# 99: Sind wir alle käuflich?

„Sie wollen von mir verteidigt werden? Haben Sie denn Geld?”

„Das nicht, Herr Anwalt, aber zwei Goldbarren.”

„Gut. Und was haben Sie angeblich gestohlen?”

„Zwei Goldbarren, Herr Anwalt.”

#84: Schon wieder ein Vorurteil gegenüber Anwälten:

„Angeklagter, es gilt als erwiesen, dass Sie die 10.000 € gestohlen haben. Warum wollen Sie denn keinen Verteidiger?”

„Weil ich das Geld gern selber behalten möchte, Herr Richter.”

#71: Wer denkt denn hier schlecht über Anwälte?

Rechtsanwalt: „Ich würde Ihnen raten, die Sache auf sich beruhen zu lassen. Wenn mich einer einen Lumpen nennt, dann lasse ich ihn ruhig reden und kümmere mich nicht darum.”

Klient: „Ja, das ist auch etwas anderes. Aber ich bin doch ein ehrlicher Mensch!”

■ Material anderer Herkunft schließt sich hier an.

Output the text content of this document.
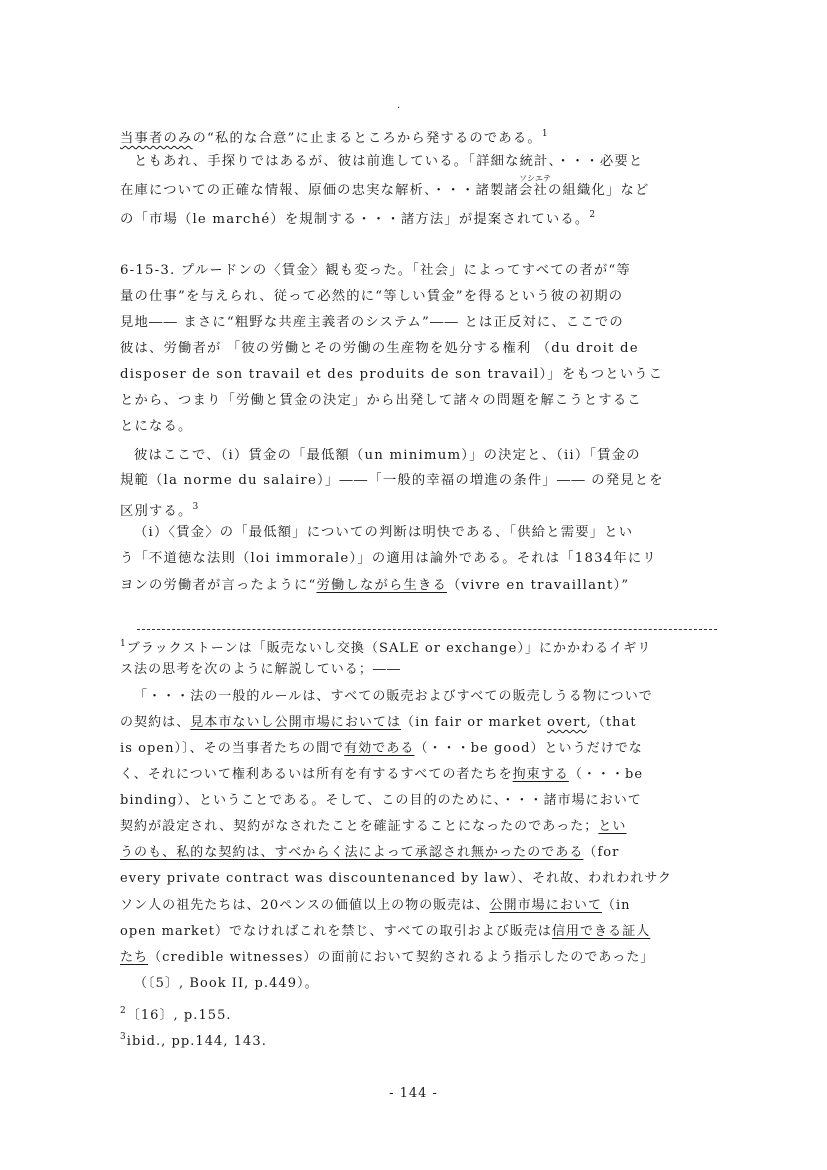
.
当事者のみの“私的な合意”に止まるところから発するのである。$^1$
ともあれ、手探りではあるが、彼は前進している。「詳細な統計、・・・必要と
在庫についての正確な情報、原価の忠実な解析、・・・諸製諸
ソシエテ
会社の組織化」など
の「市場（le marché）を規制する・・・諸方法」が提案されている。$^2$
6-15-3. プルードンの〈賃金〉観も変った。「社会」によってすべての者が“等
量の仕事”を与えられ、従って必然的に“等しい賃金”を得るという彼の初期の
見地―― まさに“粗野な共産主義者のシステム”―― とは正反対に、ここでの
彼は、労働者が 「彼の労働とその労働の生産物を処分する権利 （du droit de
disposer de son travail et des produits de son travail）」をもつというこ
とから、つまり「労働と賃金の決定」から出発して諸々の問題を解こうとするこ
とになる。
彼はここで、（i）賃金の「最低額（un minimum）」の決定と、（ii）「賃金の
規範（la norme du salaire）」――「一般的幸福の増進の条件」―― の発見とを
区別する。$^3$
（i）〈賃金〉の「最低額」についての判断は明快である、「供給と需要」とい
う「不道徳な法則（loi immorale）」の適用は論外である。それは「1834年にリ
ヨンの労働者が言ったように“労働しながら生きる（vivre en travaillant）”
$^1$ブラックストーンは「販売ないし交換（SALE or exchange）」にかかわるイギリ
ス法の思考を次のように解説している；――
「・・・法の一般的ルールは、すべての販売およびすべての販売しうる物についで
の契約は、見本市ないし公開市場においては（in fair or market overt,（that
is open）〕、その当事者たちの間で有効である（・・・be good）というだけでな
く、それについて権利あるいは所有を有するすべての者たちを拘束する（・・・be
binding）、ということである。そして、この目的のために、・・・諸市場において
契約が設定され、契約がなされたことを確証することになったのであった；とい
うのも、私的な契約は、すべからく法によって承認され無かったのである（for
every private contract was discountenanced by law）、それ故、われわれサク
ソン人の祖先たちは、20ペンスの価値以上の物の販売は、公開市場において（in
open market）でなければこれを禁じ、すべての取引および販売は信用できる証人
たち（credible witnesses）の面前において契約されるよう指示したのであった」
（〔5〕, Book II, p.449）。
$^2$〔16〕, p.155.
$^3$ibid., pp.144, 143.
- 144 -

#60: Ein Grund mehr für ein gutes Plädoyer

Ein junger Rechtsanwalt führt seinen ersten Prozess. Er vertritt einen Schweinemäster gegen die Bundesbahn. Auf einem Transport waren dem Händler vierund­zwanzig Schweine eingegangen. Um sich bei seinem Klienten ins rechte Licht zu setzen und den Geschworenen eine richtige Vorstellung vom Ausmaß der Katastrophe zu geben, erhebt sich der junge Rechtsanwalt und ruft mit Donnerstimme:

„Vierundzwanzig Schweine! Vierundzwanzig Schweine, meine Herren! Das sind doppelt so viele, wie hier auf der Geschworenen­bank sitzen!”

 

#59: Jeder hat das Recht auf einen Anwalt

Ein reicher Mann ist gestorben. Er hat große, aber nicht immer saubere Geschäfte gemacht. Bei der Beerdigung sind auch einige Anwälte anwesend, die ihn hin und wieder vertreten haben.

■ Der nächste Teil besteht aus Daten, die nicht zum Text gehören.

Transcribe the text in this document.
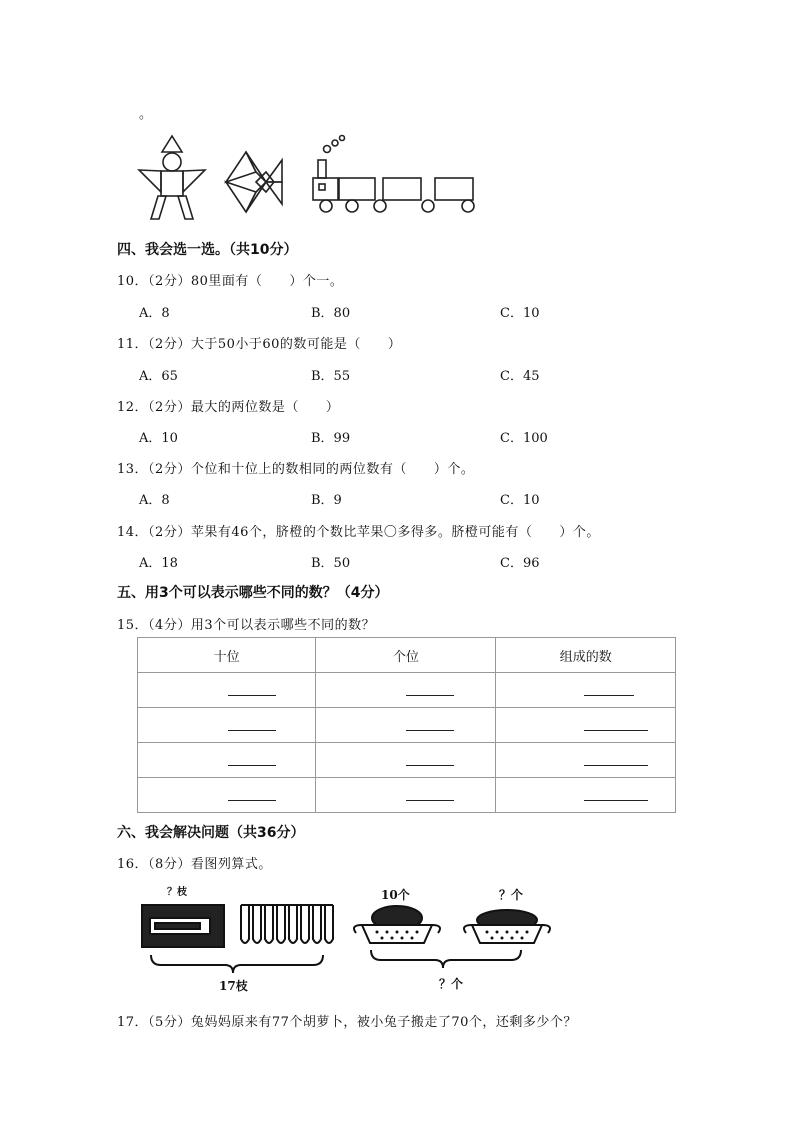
。
四、我会选一选。（共10分）
10．（2分）80里面有（　　）个一。
A．8	B．80	C．10
11．（2分）大于50小于60的数可能是（　　）
A．65	B．55	C．45
12．（2分）最大的两位数是（　　）
A．10	B．99	C．100
13．（2分）个位和十位上的数相同的两位数有（　　）个。
A．8	B．9	C．10
14．（2分）苹果有46个，脐橙的个数比苹果〇多得多。脐橙可能有（　　）个。
A．18	B．50	C．96
五、用3个可以表示哪些不同的数？（4分）
15．（4分）用3个可以表示哪些不同的数？
十位	个位	组成的数

六、我会解决问题（共36分）
16．（8分）看图列算式。
？枝
17枝
10个	？个
？个
17．（5分）兔妈妈原来有77个胡萝卜，被小兔子搬走了70个，还剩多少个？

Ein Anwalt kommt etwas später. Still schleicht er sich in die Kapelle neben einen Kollegen.

„Wie weit sind wir mit den Trauerfeierlichkeiten für den alten Sünder?” fragt er.

Der Kollege weist auf den Geist­lichen hin, der mit der Leichenrede anfängt. „Die Verteidigung beginnt eben.”

#56: Beachte: Der Gerichtssaal ist das Hoheitsgebiet des Richters!

Der Richter: „Wir kommen jetzt zur Verlesung Ihrer Vorstrafen­liste.”

Angeklagter: „Meinetwegen. Nur soll es nachher nicht heißen, ich hätte die Verhandlung böswillig in die Länge gezogen!”

#52: Nicht Jeder taugt zum Zeugen

„Sie haben also den Angeklagten an dem fraglichen Tage besucht?”                              „Jawohl, Herr Richter!”                                                                                                      „Nun schildern Sie einmal genau die Eindrücke, die sich Ihnen boten!”                            „Ich trat ins Zimmer – da stand der Angeklagte am Fenster, schneeweiß im Gesicht, mit Schaum vor dem Mund und einem Messer in der Hand!”                                                    „Hm – interessant  – –  und weiter?”                                                                                      „Ja – und dann fing er an, sich zu rasieren!”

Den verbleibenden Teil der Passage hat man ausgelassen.